Ruth Arntsen, residente en Sundvollen desde hace ya más de dos décadas, madre de dos hijos, nunca pensó que un buen día del verano del 2011 debería pasar toda la noche encerrada en su casa con el cerrojo de la puerta echado y aterrorizada ante la posibilidad de que extraños pudieran entrar. "Estamos rezando por toda esta gente", admite, asida con fuerza de la mano de su marido, mientras contemplaba desde lejos el hotel donde fueron concentrados algunos de los supervivientes y familiares de los muertos en Utoya.

El día anterior, en medio de la confusión, nadie sabía a ciencia cierta en la población qué es lo que estaba sucediendo o si había más atacantes por la zona, y había que extremar las precauciones. Y es que en medio de este idílico paisaje, casi de ensueño, formado por frondosos bosques, agua e islas, y salpicado de encantadoras casitas de madera y omnipresentes banderas nacionales noruegas, nadie podía imaginarse que una tragedia de tales dimensiones pudiera suceder precisamente aquí.

El corazón de Noruega dejó ayer de latir, mientras los ciudadanos intentaban asimilar lo sucedido. Las calles de Oslo, la coqueta aunque anodina capital noruega, aparecían desiertas; la inmensa mayoría de los cafés y bares del centro habían cerrado sus puertas, y las terrazas tenían las sillas y mesas recogidas, una escena impropia de un sábado por la tarde en un país nórdico donde la gente aprovecha los meses de verano para salir a la calle.

Todos los comercios también habían bajado sus persianas, porque nadie parecía tener humor para ir de compras. El rápido y moderno tren que une el aeropuerto con la capital había dejado de funcionar, y los viajeros tenían que contentarse con un autobús que tarda casi el doble de tiempo de lo que necesitaba el ferrocarril para llegar hasta la ciudad.

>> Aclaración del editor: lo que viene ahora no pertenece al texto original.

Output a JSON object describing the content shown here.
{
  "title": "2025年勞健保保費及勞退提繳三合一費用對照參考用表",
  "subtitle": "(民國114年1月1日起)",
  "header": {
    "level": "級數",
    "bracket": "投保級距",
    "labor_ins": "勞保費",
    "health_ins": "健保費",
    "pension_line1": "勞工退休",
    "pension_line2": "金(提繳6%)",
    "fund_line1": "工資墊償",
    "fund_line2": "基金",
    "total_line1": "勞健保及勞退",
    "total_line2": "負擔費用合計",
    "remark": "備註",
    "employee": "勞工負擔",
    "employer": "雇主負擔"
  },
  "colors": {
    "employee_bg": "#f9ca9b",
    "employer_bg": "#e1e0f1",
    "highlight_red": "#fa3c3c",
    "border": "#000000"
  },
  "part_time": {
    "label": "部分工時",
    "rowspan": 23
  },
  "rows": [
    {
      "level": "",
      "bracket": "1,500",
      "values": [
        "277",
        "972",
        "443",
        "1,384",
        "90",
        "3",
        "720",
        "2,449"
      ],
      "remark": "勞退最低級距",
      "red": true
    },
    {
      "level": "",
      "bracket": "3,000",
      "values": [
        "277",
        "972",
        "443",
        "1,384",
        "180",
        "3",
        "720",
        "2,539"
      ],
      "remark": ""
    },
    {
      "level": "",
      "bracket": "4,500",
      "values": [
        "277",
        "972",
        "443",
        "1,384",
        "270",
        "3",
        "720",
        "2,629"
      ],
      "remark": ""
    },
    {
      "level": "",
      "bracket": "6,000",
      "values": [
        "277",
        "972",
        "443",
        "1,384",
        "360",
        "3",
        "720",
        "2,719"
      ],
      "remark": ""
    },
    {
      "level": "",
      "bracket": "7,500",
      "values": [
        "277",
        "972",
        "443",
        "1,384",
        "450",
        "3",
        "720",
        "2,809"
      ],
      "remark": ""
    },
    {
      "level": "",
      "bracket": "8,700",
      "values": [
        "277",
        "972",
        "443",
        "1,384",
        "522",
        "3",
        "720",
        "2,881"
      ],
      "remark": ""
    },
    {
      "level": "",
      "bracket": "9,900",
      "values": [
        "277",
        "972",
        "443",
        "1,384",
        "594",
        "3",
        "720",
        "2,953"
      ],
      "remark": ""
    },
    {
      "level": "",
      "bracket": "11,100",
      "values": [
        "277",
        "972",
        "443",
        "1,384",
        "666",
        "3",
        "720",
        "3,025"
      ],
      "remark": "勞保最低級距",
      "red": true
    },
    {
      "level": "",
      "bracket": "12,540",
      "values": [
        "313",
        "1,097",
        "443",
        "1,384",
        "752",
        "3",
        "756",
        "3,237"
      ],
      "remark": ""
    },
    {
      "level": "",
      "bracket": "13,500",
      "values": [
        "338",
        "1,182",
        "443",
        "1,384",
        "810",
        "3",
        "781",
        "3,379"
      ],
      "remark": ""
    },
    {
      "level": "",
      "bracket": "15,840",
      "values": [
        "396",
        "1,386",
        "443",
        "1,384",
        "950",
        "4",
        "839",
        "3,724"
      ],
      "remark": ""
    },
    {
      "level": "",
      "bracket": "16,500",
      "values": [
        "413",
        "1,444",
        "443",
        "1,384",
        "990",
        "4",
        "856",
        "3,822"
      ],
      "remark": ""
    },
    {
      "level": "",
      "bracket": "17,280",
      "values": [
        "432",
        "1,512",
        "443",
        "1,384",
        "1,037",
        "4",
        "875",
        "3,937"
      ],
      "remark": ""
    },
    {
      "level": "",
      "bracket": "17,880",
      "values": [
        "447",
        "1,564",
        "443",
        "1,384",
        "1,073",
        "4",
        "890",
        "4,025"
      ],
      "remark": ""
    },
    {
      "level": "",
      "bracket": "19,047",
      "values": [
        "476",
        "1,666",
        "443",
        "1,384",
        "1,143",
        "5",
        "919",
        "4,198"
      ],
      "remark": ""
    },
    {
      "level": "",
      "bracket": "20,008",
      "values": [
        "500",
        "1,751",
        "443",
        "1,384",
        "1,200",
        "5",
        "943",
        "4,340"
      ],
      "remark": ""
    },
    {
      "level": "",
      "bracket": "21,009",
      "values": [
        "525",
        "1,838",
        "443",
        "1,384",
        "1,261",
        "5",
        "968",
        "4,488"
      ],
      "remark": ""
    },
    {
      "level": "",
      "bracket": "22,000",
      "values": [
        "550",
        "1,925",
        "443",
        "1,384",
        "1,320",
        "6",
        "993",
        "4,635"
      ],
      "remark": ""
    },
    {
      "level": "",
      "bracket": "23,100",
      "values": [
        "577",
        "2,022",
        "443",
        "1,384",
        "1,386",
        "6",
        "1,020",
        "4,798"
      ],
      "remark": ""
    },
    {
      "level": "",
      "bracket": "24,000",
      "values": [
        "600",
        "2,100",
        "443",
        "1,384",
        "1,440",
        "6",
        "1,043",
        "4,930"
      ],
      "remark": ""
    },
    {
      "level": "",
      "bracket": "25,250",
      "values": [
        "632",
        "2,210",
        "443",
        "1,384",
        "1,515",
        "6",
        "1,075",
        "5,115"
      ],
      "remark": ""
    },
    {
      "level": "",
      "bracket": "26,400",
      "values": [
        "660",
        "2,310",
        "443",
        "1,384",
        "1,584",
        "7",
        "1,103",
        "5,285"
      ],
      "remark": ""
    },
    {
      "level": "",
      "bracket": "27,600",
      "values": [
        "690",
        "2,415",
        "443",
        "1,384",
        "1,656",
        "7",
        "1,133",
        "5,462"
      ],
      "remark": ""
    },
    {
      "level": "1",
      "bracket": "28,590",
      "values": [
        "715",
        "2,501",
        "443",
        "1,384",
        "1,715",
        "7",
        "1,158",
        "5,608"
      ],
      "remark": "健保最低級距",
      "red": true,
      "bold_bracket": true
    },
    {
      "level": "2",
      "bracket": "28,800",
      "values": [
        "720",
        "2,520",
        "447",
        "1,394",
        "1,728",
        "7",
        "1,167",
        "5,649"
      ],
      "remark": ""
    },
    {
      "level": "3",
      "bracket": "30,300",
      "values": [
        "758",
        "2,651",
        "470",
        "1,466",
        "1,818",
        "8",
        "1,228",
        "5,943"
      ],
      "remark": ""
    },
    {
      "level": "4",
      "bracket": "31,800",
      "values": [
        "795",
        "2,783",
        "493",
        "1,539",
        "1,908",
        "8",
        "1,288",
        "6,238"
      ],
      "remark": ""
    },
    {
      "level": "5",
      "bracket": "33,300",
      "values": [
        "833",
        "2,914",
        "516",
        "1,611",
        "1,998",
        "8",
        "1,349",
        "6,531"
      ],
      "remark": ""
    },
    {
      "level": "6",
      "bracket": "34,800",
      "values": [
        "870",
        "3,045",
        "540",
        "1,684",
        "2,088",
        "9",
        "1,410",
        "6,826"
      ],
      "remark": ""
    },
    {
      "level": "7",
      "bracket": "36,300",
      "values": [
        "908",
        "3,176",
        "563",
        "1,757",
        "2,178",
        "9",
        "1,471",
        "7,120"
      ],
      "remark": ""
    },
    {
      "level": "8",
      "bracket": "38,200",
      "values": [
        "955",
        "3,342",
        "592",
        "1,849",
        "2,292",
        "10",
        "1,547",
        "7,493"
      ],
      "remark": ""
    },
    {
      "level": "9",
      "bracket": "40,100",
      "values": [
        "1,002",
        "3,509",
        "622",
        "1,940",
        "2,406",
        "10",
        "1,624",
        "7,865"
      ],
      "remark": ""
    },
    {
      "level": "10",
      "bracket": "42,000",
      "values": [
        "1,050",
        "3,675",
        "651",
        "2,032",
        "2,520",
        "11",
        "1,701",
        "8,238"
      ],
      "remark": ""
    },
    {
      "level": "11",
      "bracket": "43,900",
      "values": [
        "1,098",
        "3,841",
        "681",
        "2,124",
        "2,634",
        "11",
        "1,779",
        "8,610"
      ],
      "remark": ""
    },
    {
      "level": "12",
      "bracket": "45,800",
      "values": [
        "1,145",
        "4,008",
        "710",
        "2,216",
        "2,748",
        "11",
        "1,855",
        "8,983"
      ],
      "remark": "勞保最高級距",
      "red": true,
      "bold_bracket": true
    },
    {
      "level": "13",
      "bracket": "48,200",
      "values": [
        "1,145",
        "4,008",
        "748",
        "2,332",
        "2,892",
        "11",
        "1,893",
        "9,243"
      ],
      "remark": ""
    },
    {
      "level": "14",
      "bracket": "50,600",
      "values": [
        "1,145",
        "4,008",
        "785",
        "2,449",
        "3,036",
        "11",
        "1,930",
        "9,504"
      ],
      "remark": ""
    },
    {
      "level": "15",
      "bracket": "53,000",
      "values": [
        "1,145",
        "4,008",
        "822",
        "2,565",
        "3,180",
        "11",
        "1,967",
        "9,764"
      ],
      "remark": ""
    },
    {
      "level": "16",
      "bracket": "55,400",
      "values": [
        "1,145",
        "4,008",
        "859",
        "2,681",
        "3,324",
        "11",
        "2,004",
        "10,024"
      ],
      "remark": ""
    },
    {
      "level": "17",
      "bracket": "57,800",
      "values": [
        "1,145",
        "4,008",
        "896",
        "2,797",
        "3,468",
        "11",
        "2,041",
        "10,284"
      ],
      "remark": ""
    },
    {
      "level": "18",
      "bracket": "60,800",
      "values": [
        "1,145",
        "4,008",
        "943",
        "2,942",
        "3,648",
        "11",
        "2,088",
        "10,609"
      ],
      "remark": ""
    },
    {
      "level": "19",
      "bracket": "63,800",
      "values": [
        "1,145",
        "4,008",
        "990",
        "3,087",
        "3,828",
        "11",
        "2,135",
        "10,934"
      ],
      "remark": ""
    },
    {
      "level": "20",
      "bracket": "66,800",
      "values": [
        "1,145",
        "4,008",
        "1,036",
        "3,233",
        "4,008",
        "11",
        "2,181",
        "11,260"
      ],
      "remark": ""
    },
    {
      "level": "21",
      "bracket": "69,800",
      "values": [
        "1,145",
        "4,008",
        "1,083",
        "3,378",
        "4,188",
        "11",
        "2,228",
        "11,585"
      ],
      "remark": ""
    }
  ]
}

Los edificios oficiales, sin excepción, lucían la bandera noruega ondeando a media asta en señal de duelo, y muy pocos vehículos iban o venían por la impecable calzada de la principal urbe del país. Desde la serpenteante carretera en dirección a las localidades de Sundvollen y Honefoss --que rodea fiordos y riachuelos y asciende y desciende colinas-- podía verse cómo las pequeñas embarcaciones a motor con las que muchos noruegos aprovechan los días de estío para salir a navegar estaban, sin excepción, atracadas en sus muelles. Pese a que el sol lució durante todo el día y la temperatura era agradable y rondaba los 21 grados, nadie tenía ganas de disfrutar de la naturaleza.

En guardia

Quienes sí se dejaban ver en Oslo sin disimulo eran los soldados del Ejército y la policía, con el rostro en tensión. En la estación de autobuses de la ciudad apenas se registraba movimiento de viajeros, y los empleados de seguridad de la terminal no ocultaban su nerviosismo ante la posibilidad de que se hubieran colocado nuevos artefactos explosivos. Constantemente abrían los lavabos y se cercioraban de que nadie había dejado abandonado algún paquete sospechoso en alguna cabina.

La televisión ofrecía una cobertura ininterrumpida y en directo de los acontecimientos, con conexiones permanentes con reporteros desplazados a las comisarías, a los exteriores del Hotel de Sundvollen o a la isla escenario de la masacre del día anterior. En uno de los cafés de la terminal de autobuses, ante el aparato de televisión encendido, se había formado un pequeño corrillo de gente que se había quedado absorta, tratando de entender lo que había pasado.